Local theatre company Suitcase in Point presented a comedy night filled with long form improv done by nine performers with host Ben Rameaka on the evening of March 18.
The show took place in the intimate Suitcase in Point theatre with three sets of long form improv with breaks in between. This evening of improv was the result of a week long workshop with Rameaka who is an experienced teacher from the improv mecca Upright Citizen’s Brigade in New York City.
“I think the workshop was really great,” said performer and Suitcase in Point’s Artistic Director, Deanna Jones “It was a fantastic thing for some of the core people in Suitcase and Point and other people we’ve worked with in different ways to participate in.
We write a lot of the stuff that we do, we don’t do a lot of this improvisation ever so it gives us a really exciting way into exploring new ways of writing and also just in terms of performing together. It was great to have Ben here in our space.”
The performance showcased a lot of incredible comedic talent. Every performer gave unique and well-developed characters in every scene and each of them demonstrated great physicality and a general sense of playfulness, which is crucial to improv.

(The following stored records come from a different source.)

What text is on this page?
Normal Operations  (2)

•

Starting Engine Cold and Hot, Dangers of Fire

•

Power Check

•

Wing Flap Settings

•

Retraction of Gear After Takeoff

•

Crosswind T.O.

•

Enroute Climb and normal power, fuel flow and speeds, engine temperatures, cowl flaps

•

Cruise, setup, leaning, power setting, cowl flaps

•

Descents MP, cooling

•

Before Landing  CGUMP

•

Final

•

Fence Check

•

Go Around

“So much of it is archeological,” said Rameaka, “especially with someone who is really talented. It’s just sort of unearthing all of this great comic sensibility that they already had. They put that to good use in sketch comedy. Improv is a different muscle that you’re flexing but to have that history of comedic impulses and that shorthand with each other and even just getting along makes an ensemble fly.”

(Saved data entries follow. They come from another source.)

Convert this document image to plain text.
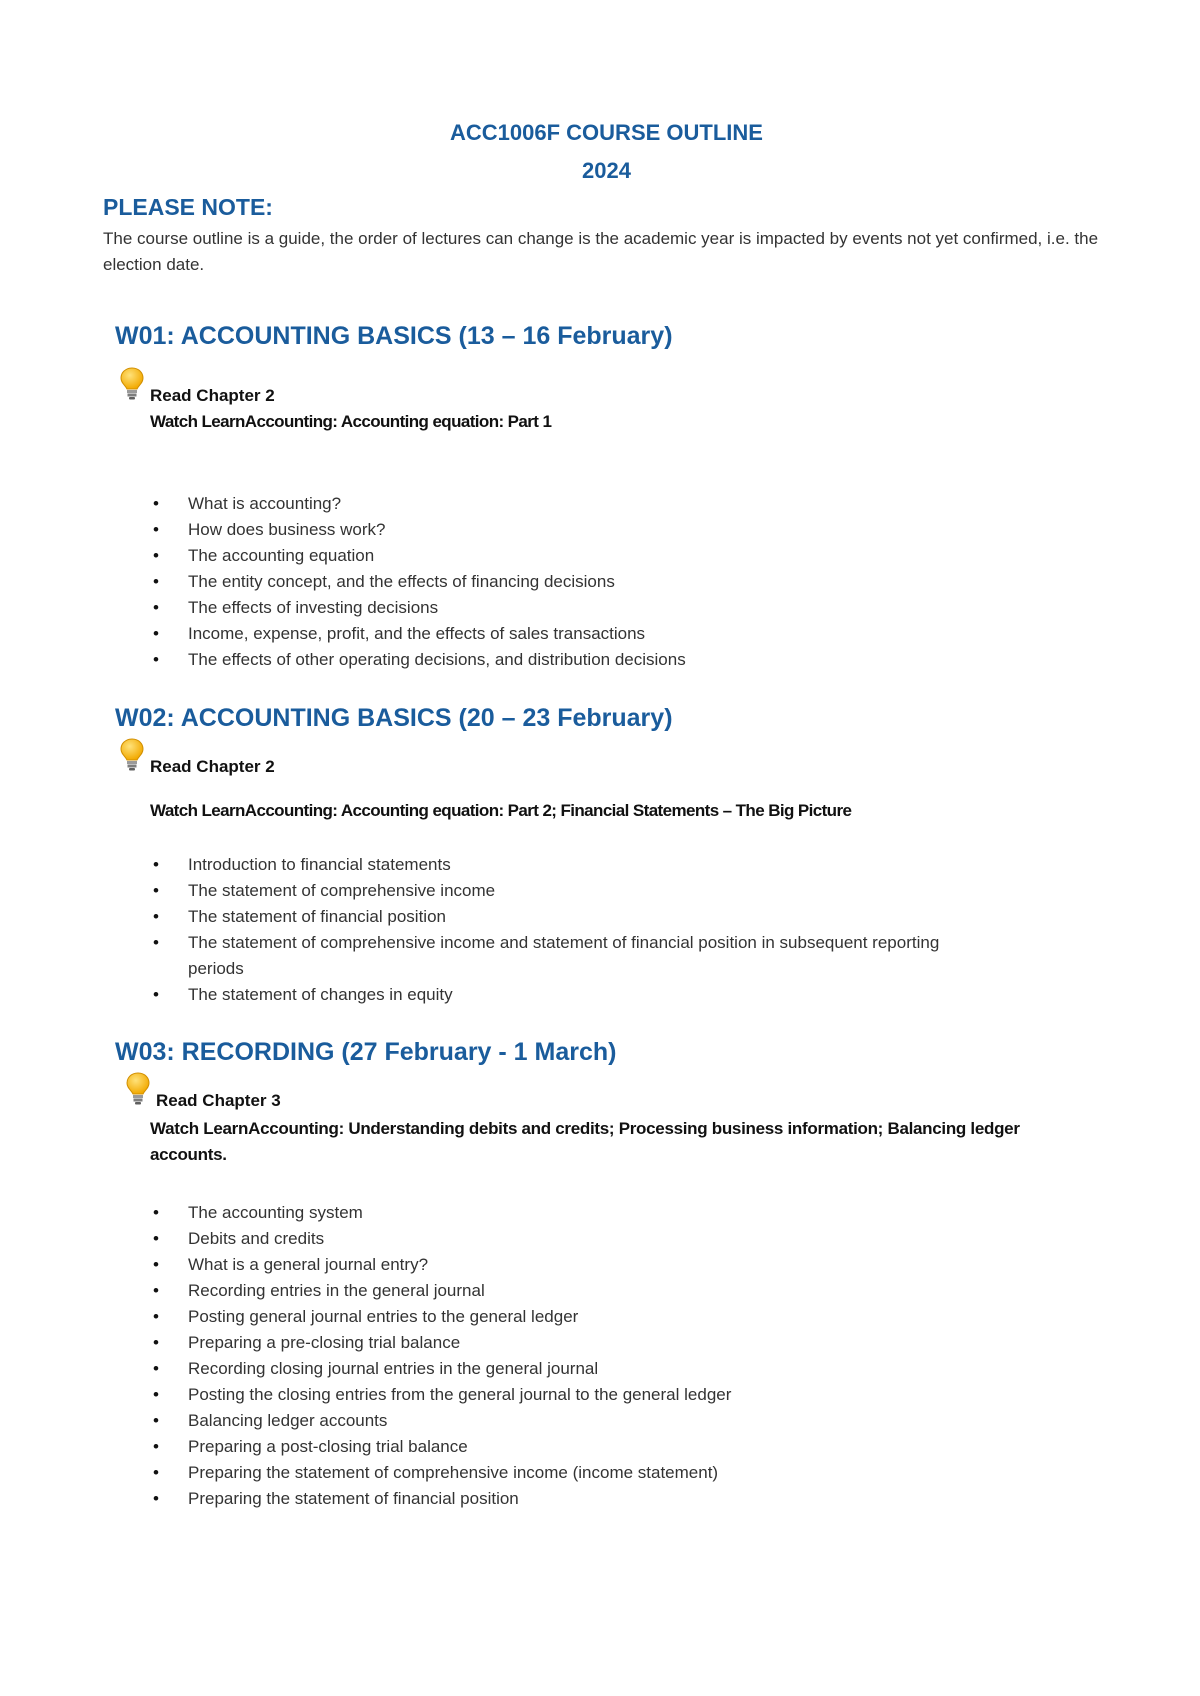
ACC1006F COURSE OUTLINE
2024
PLEASE NOTE:
The course outline is a guide, the order of lectures can change is the academic year is impacted by events not yet confirmed, i.e. the election date.
W01: ACCOUNTING BASICS (13 – 16 February)
Read Chapter 2
Watch LearnAccounting: Accounting equation: Part 1
• What is accounting?
• How does business work?
• The accounting equation
• The entity concept, and the effects of financing decisions
• The effects of investing decisions
• Income, expense, profit, and the effects of sales transactions
• The effects of other operating decisions, and distribution decisions
W02: ACCOUNTING BASICS (20 – 23 February)
Read Chapter 2
Watch LearnAccounting: Accounting equation: Part 2; Financial Statements – The Big Picture
• Introduction to financial statements
• The statement of comprehensive income
• The statement of financial position
• The statement of comprehensive income and statement of financial position in subsequent reporting periods
• The statement of changes in equity
W03: RECORDING (27 February - 1 March)
Read Chapter 3
Watch LearnAccounting: Understanding debits and credits; Processing business information; Balancing ledger accounts.
• The accounting system
• Debits and credits
• What is a general journal entry?
• Recording entries in the general journal
• Posting general journal entries to the general ledger
• Preparing a pre-closing trial balance
• Recording closing journal entries in the general journal
• Posting the closing entries from the general journal to the general ledger
• Balancing ledger accounts
• Preparing a post-closing trial balance
• Preparing the statement of comprehensive income (income statement)
• Preparing the statement of financial position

The show also demonstrated an interesting kind of long form improv called ‘montage’. In this format, one of the performers would ask for a word or phrase and then around three or four performers would share a short memory from their real life that pertains to the selected word. Once the team feels they have enough material, they perform a series of unrelated scenes that somehow connect to the stories told.

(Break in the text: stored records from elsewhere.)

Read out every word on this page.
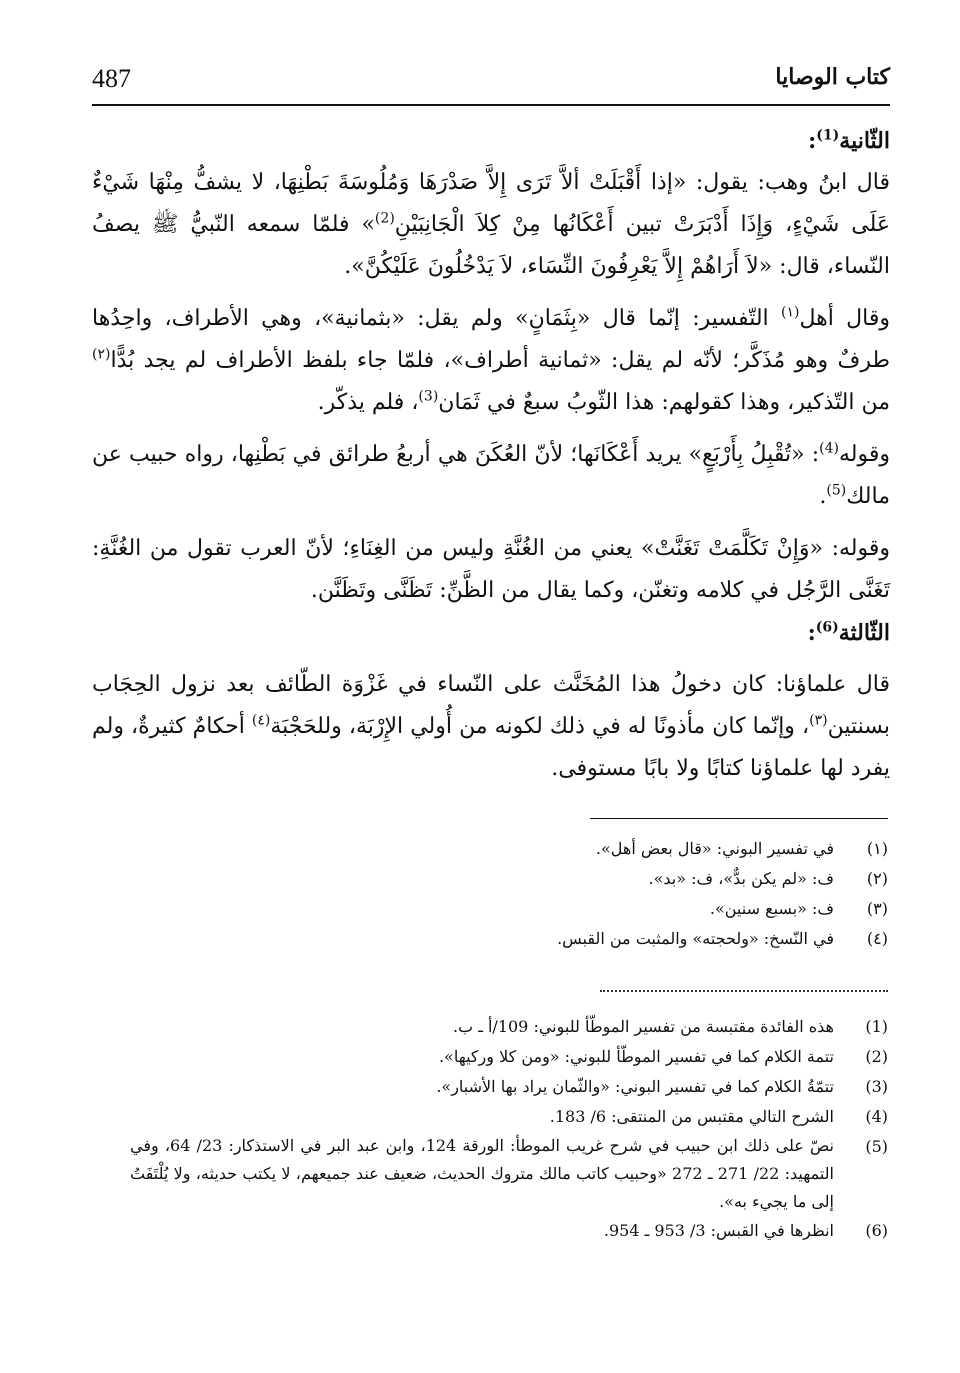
487	كتاب الوصايا

الثّانية$^{(1)}$:

قال ابنُ وهب: يقول: «إذا أَقْبَلَتْ ألاَّ تَرَى إِلاَّ صَدْرَهَا وَمُلُوسَةَ بَطْنِهَا، لا يشفُّ مِنْهَا شَيْءٌ عَلَى شَيْءٍ، وَإِذَا أَدْبَرَتْ تبين أَعْكَانُها مِنْ كِلاَ الْجَانِبَيْنِ$^{(2)}$» فلمّا سمعه النّبيُّ ﷺ يصفُ النّساء، قال: «لاَ أَرَاهُمْ إِلاَّ يَعْرِفُونَ النِّسَاء، لاَ يَدْخُلُونَ عَلَيْكُنَّ».

وقال أهل$^{(١)}$ التّفسير: إنّما قال «بِثَمَانٍ» ولم يقل: «بثمانية»، وهي الأطراف، واحِدُها طرفٌ وهو مُذَكَّر؛ لأنّه لم يقل: «ثمانية أطراف»، فلمّا جاء بلفظ الأطراف لم يجد بُدًّا$^{(٢)}$ من التّذكير، وهذا كقولهم: هذا الثّوبُ سبعٌ في ثَمَان$^{(3)}$، فلم يذكّر.

وقوله$^{(4)}$: «تُقْبِلُ بِأَرْبَعٍ» يريد أَعْكَانَها؛ لأنّ العُكَنَ هي أربعُ طرائق في بَطْنِها، رواه حبيب عن مالك$^{(5)}$.

وقوله: «وَإِنْ تَكَلَّمَتْ تَغَنَّتْ» يعني من الغُنَّةِ وليس من الغِنَاءِ؛ لأنّ العرب تقول من الغُنَّةِ: تَغَنَّى الرَّجُل في كلامه وتغنّن، وكما يقال من الظَّنِّ: تَظَنَّى وتَظَنَّن.

الثّالثة$^{(6)}$:

قال علماؤنا: كان دخولُ هذا المُخَنَّث على النّساء في غَزْوَة الطّائف بعد نزول الحِجَاب بسنتين$^{(٣)}$، وإنّما كان مأذونًا له في ذلك لكونه من أُولي الإِرْبَة، وللحَجْبَة$^{(٤)}$ أحكامٌ كثيرةٌ، ولم يفرد لها علماؤنا كتابًا ولا بابًا مستوفى.

(١)
في تفسير البوني: «قال بعض أهل».
(٢)
ف: «لم يكن بدٌّ»، ف: «بد».
(٣)
ف: «بسبع سنين».
(٤)
في النّسخ: «ولحجته» والمثبت من القبس.
(1)
هذه الفائدة مقتبسة من تفسير الموطّأ للبوني: 109/أ ـ ب.
(2)
تتمة الكلام كما في تفسير الموطّأ للبوني: «ومن كلا وركيها».
(3)
تتمّةُ الكلام كما في تفسير البوني: «والثّمان يراد بها الأشبار».
(4)
الشرح التالي مقتبس من المنتقى: 6/ 183.
(5)
نصّ على ذلك ابن حبيب في شرح غريب الموطأ: الورقة 124، وابن عبد البر في الاستذكار: 23/ 64، وفي التمهيد: 22/ 271 ـ 272 «وحبيب كاتب مالك متروك الحديث، ضعيف عند جميعهم، لا يكتب حديثه، ولا يُلْتَفَتُ إلى ما يجيء به».
(6)
انظرها في القبس: 3/ 953 ـ 954.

“I think there’s a misconception that in improv, the comedy comes from the kooky premise… but really what’s funny is people acting so incredibly normal [that] it reveals how bizarre banality is” said Hayley Malouin.
It’s nights like these that remind us that St. Catharines is simmering with culture and things to do. It can feel isolating as a student, especially if you live on campus.
“Putting a mirror to reflect on ourselves in a jovial way is a really important way to move forward as people,” said Jones.
“As a developing community, these opportunities are really important and rich for a little place outside of major city centres and to keep going and to do it really well is exciting and that’s why we want to stay here” she continued.